L’ironie de la chose, c’est que le fossé qui existe entre les riches et les pauvres est bien plus important en Afrique qu’au niveau mondial. Sur ce continent, plus de 300 millions de personnes – environ un tiers de la population totale – subsistent avec moins d’un dollar par jour, alors que, selon le rapport mondial sur la santé publié par Merryl Lynch en 2006, les 100 000 personnes les plus riches d’Afrique ont une richesse totale d’environ 800 milliards de dollars, contre 700 milliards de dollars l’année précédente. « Ne pensez plus au fossé qui existe entre le Nord et le Sud », a écrit Aidan Hartley dans The Spectator du 25 juin 2005. « Le fossé entre riches et pauvres dans des pays comme le Kenya est bien plus important que dans d’autres régions du monde. »

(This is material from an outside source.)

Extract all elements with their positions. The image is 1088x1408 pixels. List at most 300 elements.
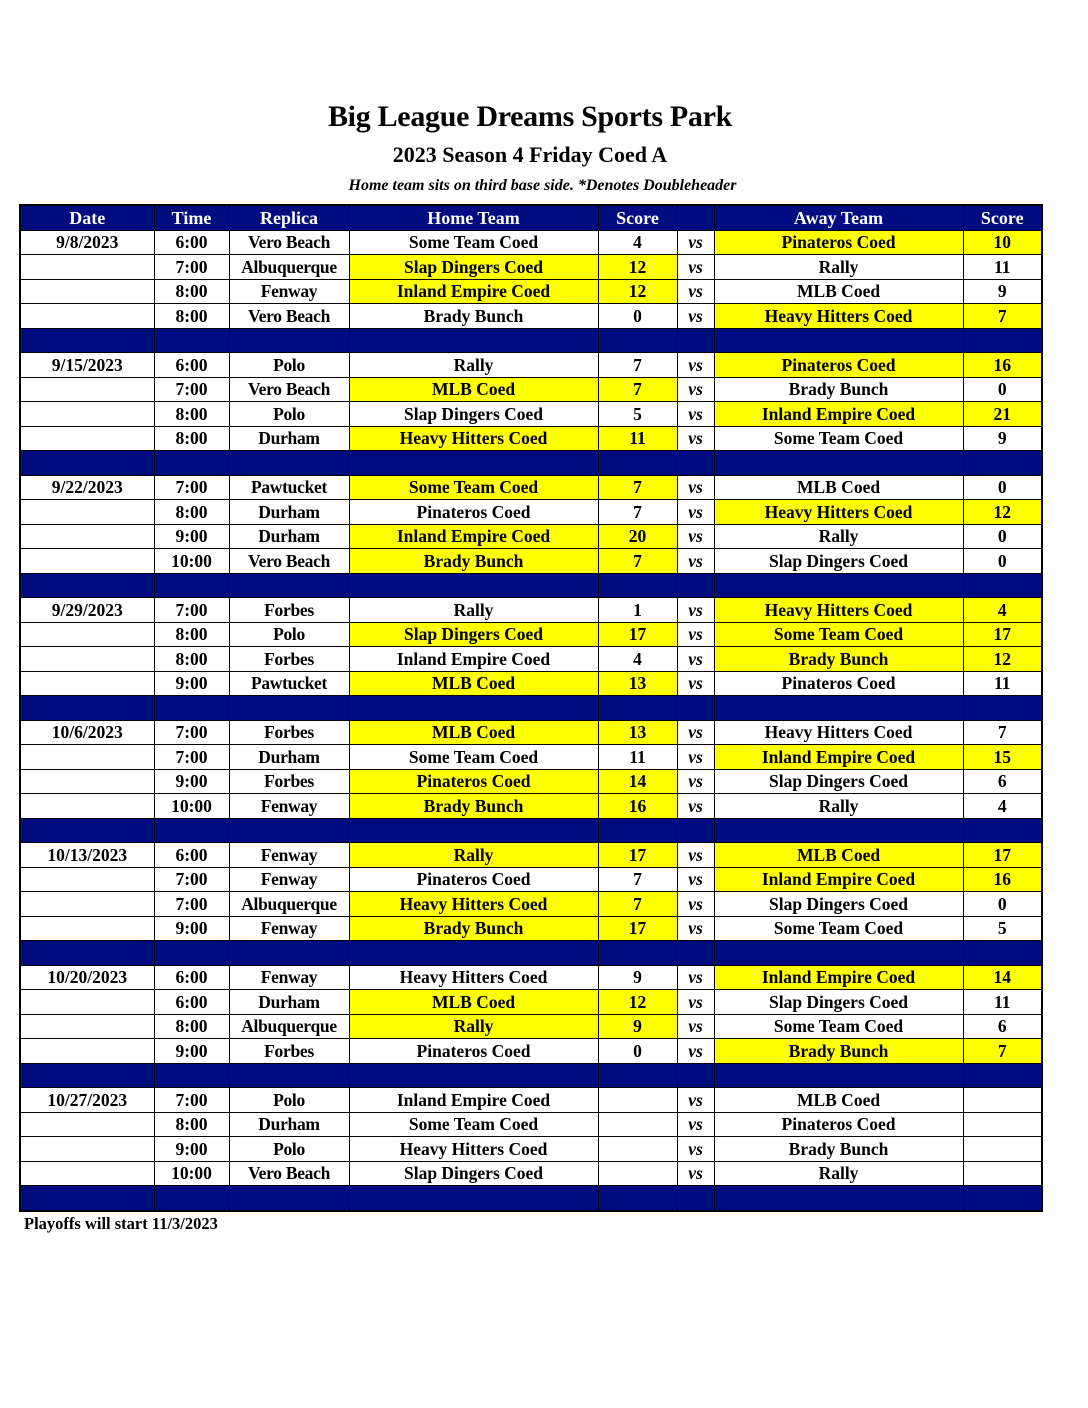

En effet, le montant de l’argent qui a été englouti en Afrique est énorme. Selon Hartley, « après avoir profité d’aides équivalant à six plans Marshall, l’Afrique est aujourd’hui plus pauvre qu’il y a 25 ans. »

Il est vrai que la réalité de la corruption doit être prise en compte dans la gestion de l’aide et dans le commerce, mais la corruption n’est pas seulement un problème africain. Comme l’attestent les récentes fraudes comptables de plusieurs milliards de dollars et les milliers de pots-de-vin illégaux qui avaient été donnés à Saddam Hussein dans le cadre du programme « pétrole contre nourriture » des Nations Unies, la corruption ronge toutes les sociétés, et pas seulement les sociétés africaines.